One of the most challenging aspects of developing the new UI has been making sure that everything ends up loaded into the airplane before it takes off. Confused? Let me explain.

Sometimes I think about shipping Office like an airplane taking off. Our job is to load up the plane with the right passengers, the right luggage, enough soda and snacks, professional pilots, lavatory service, and great in-flight entertainment.

But once the airplane takes off, it's gone--there's no turning back. It's going to land at its destination regardless of if all the pretzels came on board. The insect which flies in through the airplane door two seconds before it closes ends up halfway around the world at the plane's final destination. On the other hand, a piece of luggage which is late to the plane by thirty seconds misses the destination entirely and can only be returned with a great deal of cost and effort.

Our job, then, is to make sure that all of the features find their way onto the plane before it takes off. With so many features buried in menus, toolbars, Task Panes, context menus, and the command well in Office 2003, there are thousands of moving parts to track. Sure, we'll make sure that Bold finds its way to Sydney, but what about "Collapse Subdocuments?"

We have a number of systems in place to triangulate this problem and to help ensure that we don't leave anything behind. We have documents which track every visible piece of UI in Office 2003 in all languages and editions and where it's moved to in the new version. How do we create these documents? Someone manually goes through every menu and toolbar, noting everything they find.

We also have a SQL database which tracks all of the commands programmatically and can spit out a list of where in the UI each feature is accounted for. This database also backs the various migration tools we're making available such as the Ribbon Mapping Tool--a clickable simulation of the old UI and new UI used to help locate any command in the product.

Just like with baggage moving through the bowels of the airport, being routed, security screened, and weighed, each feature has a set of trials it goes through before it can be marked as "ready to go."

For example, each top-level feature needs a Super Tooltip: a brief summary of what the feature does and why you might want to use it. We wrote well over a thousand of these. We also created tooltip pictures to help better explain certain features.

Every feature needs an icon in several sizes and color depths. In most cases, the hardest part of this process is developing a metaphor to illustrate what a feature does.

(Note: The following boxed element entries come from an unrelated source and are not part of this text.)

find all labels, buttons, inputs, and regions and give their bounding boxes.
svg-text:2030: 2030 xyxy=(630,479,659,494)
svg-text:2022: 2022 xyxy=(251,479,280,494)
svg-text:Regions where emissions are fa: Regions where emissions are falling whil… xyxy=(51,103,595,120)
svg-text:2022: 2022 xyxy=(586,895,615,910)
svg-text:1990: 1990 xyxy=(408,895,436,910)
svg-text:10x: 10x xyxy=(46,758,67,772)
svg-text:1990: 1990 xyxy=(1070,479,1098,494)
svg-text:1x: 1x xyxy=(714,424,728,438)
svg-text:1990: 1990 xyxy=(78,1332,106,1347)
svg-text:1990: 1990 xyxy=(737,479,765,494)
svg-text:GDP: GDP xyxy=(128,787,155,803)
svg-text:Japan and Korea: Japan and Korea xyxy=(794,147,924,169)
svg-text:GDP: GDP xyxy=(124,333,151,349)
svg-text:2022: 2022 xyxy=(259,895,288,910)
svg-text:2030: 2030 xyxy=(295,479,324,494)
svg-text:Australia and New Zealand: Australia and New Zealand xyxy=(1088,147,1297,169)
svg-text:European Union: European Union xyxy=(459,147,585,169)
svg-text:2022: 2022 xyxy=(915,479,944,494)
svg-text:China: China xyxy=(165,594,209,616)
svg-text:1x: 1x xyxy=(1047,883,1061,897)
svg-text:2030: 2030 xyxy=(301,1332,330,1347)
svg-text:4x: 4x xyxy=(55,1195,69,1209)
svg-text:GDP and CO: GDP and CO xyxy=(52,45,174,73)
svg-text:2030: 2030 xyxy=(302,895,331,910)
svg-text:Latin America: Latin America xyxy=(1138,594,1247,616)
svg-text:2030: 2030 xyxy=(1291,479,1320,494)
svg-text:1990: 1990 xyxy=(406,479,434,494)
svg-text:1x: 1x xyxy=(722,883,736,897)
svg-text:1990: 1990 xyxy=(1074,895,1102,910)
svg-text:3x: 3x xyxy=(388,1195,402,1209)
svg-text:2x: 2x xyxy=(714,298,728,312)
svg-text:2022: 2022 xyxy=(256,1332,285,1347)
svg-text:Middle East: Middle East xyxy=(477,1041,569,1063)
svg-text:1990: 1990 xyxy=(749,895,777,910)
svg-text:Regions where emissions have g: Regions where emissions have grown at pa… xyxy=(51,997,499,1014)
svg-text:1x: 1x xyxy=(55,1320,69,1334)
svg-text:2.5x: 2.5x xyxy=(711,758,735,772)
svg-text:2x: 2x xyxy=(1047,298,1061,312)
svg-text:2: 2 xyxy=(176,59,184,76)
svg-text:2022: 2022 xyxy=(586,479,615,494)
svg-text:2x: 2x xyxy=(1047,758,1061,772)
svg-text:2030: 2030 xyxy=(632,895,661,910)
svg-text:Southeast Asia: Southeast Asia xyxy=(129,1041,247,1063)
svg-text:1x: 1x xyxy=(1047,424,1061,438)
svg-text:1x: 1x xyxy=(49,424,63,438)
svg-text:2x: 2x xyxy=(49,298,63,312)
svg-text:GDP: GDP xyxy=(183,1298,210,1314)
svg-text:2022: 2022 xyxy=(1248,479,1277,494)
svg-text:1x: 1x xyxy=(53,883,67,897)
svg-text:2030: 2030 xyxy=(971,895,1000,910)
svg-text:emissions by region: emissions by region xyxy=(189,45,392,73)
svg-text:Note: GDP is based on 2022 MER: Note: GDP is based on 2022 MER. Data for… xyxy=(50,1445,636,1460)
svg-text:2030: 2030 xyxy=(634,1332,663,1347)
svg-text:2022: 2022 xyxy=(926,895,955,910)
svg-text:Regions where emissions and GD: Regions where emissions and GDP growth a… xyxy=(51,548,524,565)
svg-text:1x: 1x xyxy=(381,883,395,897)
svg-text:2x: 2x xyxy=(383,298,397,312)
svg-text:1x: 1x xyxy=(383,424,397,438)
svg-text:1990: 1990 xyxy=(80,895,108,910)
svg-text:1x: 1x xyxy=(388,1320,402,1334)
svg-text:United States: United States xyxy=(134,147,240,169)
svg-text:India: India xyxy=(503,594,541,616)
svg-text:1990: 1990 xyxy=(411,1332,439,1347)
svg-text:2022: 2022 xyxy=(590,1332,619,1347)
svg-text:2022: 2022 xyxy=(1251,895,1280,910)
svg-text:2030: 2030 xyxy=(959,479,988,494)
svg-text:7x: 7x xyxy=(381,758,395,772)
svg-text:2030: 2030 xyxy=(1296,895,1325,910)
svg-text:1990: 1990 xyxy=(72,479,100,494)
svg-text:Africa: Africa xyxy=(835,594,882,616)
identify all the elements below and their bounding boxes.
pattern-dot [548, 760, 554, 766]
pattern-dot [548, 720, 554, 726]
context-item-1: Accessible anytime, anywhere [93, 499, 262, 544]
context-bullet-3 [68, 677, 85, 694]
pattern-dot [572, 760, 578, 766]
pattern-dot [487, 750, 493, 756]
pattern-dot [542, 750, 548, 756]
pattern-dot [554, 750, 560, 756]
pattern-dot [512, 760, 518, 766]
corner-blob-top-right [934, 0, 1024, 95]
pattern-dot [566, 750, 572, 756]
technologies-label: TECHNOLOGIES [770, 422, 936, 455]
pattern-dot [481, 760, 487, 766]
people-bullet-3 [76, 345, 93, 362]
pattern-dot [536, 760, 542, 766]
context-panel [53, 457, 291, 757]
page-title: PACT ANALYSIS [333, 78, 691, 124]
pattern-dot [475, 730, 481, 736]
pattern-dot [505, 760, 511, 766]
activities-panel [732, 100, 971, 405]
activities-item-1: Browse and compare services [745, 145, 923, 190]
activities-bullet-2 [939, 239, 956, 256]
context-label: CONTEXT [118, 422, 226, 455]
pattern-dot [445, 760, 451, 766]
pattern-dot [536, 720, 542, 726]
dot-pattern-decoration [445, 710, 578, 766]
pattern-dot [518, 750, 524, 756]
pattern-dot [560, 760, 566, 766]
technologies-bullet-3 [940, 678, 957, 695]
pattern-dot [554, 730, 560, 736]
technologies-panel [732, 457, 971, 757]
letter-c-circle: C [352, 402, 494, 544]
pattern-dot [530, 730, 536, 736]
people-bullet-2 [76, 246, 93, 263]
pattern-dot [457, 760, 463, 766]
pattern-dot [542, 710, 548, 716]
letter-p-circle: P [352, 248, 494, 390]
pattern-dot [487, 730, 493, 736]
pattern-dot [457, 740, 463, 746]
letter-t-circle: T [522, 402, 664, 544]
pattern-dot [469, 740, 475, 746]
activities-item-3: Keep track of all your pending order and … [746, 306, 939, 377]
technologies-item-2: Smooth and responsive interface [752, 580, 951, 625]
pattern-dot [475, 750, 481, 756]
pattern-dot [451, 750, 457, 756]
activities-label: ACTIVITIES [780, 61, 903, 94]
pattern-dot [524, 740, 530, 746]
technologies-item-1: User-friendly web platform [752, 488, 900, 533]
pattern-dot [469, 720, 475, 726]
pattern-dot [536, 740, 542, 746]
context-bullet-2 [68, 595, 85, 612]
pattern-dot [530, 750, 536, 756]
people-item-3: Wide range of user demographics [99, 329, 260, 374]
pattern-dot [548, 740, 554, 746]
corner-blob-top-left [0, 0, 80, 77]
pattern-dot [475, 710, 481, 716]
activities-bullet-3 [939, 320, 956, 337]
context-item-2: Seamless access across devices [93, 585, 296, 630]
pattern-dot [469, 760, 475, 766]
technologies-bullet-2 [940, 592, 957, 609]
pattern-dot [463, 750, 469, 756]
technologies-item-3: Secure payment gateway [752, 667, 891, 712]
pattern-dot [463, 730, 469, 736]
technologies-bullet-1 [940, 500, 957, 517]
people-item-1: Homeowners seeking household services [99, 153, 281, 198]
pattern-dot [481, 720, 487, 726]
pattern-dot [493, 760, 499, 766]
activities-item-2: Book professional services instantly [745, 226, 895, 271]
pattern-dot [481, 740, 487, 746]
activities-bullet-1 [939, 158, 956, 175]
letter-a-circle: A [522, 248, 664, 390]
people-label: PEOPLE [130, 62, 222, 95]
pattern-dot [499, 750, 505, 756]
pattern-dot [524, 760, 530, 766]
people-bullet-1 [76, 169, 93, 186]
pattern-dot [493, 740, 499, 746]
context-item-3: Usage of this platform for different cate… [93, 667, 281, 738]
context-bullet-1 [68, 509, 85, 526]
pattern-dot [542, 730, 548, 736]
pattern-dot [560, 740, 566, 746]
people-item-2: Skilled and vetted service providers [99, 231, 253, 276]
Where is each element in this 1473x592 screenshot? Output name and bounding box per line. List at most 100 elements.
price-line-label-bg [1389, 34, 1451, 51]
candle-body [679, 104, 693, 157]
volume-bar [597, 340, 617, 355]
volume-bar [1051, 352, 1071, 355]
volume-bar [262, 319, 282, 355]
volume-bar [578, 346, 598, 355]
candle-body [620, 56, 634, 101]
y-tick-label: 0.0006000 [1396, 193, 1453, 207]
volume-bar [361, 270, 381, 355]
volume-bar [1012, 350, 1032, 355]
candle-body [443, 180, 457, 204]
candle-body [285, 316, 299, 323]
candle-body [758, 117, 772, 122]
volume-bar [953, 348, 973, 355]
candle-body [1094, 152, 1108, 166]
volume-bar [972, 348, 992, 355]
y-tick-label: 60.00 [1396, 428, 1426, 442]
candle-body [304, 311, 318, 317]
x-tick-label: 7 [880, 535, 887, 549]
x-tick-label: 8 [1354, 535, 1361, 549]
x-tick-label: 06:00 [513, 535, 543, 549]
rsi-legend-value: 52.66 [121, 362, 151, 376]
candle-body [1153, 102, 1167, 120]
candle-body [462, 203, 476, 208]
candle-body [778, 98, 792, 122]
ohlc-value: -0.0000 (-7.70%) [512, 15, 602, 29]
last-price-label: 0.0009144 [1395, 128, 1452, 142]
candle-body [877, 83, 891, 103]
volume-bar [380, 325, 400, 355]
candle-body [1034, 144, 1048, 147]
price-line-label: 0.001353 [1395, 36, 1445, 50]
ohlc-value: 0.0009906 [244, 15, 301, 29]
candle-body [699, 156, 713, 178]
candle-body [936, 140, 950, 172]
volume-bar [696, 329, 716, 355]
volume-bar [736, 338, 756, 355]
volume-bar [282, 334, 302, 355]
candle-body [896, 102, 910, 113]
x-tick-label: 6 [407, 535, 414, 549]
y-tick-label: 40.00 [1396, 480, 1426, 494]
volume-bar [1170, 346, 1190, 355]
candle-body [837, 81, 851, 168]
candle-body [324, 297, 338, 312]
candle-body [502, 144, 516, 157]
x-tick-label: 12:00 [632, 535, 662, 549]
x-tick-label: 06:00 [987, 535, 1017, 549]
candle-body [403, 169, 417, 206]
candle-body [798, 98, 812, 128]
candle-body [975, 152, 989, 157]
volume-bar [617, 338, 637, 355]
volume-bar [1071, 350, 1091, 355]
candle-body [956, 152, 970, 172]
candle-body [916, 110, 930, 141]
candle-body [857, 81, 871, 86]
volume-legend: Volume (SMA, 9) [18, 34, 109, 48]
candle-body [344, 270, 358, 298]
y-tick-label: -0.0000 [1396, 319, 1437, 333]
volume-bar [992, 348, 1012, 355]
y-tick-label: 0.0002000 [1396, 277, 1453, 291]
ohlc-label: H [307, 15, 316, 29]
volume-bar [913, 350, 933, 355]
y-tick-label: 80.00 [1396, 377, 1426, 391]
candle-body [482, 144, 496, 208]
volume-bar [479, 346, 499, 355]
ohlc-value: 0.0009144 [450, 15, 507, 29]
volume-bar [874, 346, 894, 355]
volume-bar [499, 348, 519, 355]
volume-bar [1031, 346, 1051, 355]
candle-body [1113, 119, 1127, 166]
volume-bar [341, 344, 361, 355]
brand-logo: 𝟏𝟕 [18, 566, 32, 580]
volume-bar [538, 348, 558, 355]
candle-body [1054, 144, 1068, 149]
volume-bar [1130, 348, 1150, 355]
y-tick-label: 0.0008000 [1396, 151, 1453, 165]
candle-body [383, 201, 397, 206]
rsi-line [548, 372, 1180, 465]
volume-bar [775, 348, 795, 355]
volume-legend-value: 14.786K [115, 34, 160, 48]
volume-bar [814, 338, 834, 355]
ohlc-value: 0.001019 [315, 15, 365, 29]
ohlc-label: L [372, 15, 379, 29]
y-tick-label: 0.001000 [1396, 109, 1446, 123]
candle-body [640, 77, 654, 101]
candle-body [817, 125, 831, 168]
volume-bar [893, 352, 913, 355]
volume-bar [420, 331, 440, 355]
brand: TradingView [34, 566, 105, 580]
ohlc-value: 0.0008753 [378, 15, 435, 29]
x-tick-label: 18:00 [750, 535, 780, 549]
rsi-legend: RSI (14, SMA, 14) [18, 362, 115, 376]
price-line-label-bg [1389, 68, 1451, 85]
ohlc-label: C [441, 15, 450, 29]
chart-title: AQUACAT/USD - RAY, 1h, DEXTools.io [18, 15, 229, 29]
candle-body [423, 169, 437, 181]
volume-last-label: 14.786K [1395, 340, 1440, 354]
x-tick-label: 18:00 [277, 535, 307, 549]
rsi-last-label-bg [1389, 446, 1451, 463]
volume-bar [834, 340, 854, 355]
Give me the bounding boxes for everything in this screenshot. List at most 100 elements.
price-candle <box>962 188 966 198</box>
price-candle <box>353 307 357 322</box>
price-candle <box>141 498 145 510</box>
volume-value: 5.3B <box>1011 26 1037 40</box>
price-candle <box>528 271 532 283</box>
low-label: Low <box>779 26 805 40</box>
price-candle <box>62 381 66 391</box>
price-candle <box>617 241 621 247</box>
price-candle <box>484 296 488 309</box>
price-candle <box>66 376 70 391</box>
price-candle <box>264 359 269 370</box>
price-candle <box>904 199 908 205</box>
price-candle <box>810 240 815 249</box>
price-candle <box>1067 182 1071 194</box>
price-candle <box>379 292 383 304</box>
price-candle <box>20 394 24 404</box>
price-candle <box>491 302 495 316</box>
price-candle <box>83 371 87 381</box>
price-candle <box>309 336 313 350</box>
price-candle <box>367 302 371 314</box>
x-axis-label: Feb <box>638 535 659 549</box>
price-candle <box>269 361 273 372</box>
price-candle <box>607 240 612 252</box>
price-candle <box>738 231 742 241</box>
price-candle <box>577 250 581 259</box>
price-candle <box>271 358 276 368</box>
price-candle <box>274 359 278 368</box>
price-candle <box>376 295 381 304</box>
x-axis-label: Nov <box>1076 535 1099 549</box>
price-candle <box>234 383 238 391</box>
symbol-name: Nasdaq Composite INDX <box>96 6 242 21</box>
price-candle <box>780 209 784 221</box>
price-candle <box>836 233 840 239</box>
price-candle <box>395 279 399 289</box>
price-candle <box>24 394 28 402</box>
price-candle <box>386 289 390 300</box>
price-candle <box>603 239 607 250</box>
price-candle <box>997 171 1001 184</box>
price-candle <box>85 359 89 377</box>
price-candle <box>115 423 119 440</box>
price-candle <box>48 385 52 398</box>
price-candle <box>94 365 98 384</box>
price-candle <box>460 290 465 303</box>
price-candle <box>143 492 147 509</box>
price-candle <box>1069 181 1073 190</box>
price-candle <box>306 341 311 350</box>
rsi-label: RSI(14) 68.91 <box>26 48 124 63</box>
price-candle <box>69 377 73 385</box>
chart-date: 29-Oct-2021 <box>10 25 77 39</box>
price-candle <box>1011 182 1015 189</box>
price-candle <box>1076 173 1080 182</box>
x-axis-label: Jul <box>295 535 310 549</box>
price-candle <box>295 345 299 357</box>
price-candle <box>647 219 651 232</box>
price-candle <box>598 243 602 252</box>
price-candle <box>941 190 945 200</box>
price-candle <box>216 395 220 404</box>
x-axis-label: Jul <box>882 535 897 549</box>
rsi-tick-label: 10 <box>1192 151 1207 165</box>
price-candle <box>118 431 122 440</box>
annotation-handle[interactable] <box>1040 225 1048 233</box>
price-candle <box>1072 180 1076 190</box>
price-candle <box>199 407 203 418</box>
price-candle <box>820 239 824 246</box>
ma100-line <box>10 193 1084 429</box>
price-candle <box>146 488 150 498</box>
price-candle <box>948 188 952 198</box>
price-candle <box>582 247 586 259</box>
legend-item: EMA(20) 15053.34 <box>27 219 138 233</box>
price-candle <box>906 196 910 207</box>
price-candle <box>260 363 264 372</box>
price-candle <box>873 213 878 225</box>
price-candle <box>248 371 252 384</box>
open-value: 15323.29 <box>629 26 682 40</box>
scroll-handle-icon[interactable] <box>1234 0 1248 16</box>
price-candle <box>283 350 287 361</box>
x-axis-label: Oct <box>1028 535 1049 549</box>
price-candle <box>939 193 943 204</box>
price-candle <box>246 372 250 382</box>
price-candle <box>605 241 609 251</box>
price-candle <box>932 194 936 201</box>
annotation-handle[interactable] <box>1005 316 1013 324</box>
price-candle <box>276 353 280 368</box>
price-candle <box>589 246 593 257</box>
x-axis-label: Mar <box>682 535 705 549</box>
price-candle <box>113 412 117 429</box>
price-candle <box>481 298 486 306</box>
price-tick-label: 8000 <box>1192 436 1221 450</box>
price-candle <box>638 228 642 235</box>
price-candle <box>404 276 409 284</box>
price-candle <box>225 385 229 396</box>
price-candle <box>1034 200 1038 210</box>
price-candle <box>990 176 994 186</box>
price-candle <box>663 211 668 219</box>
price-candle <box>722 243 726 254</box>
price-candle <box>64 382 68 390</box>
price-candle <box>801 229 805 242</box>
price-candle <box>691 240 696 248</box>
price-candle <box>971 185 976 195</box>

Every feature needs to be checked to ensure that it uses proper spelling, branding, and capitalization. We use Title Case for features exposed through the Ribbon. In dialog boxes, we use sentence case for labels and Title Case for push buttons. This review is underway internally as I write. Every label fixup in the product then needs to be translated into every language in which Office will ship.

Help then needs to be written about the location of each feature, and that help needs to be translated into each of our supported languages.

We have to get all of Office's features accounted for, beautified, documented, localized, and on the airplane before the cabin doors close and the plane taxis to the runway.

It's a part of the job that requires painstaking meticulousness and coordination between many people to ensure that the luggage isn't lost.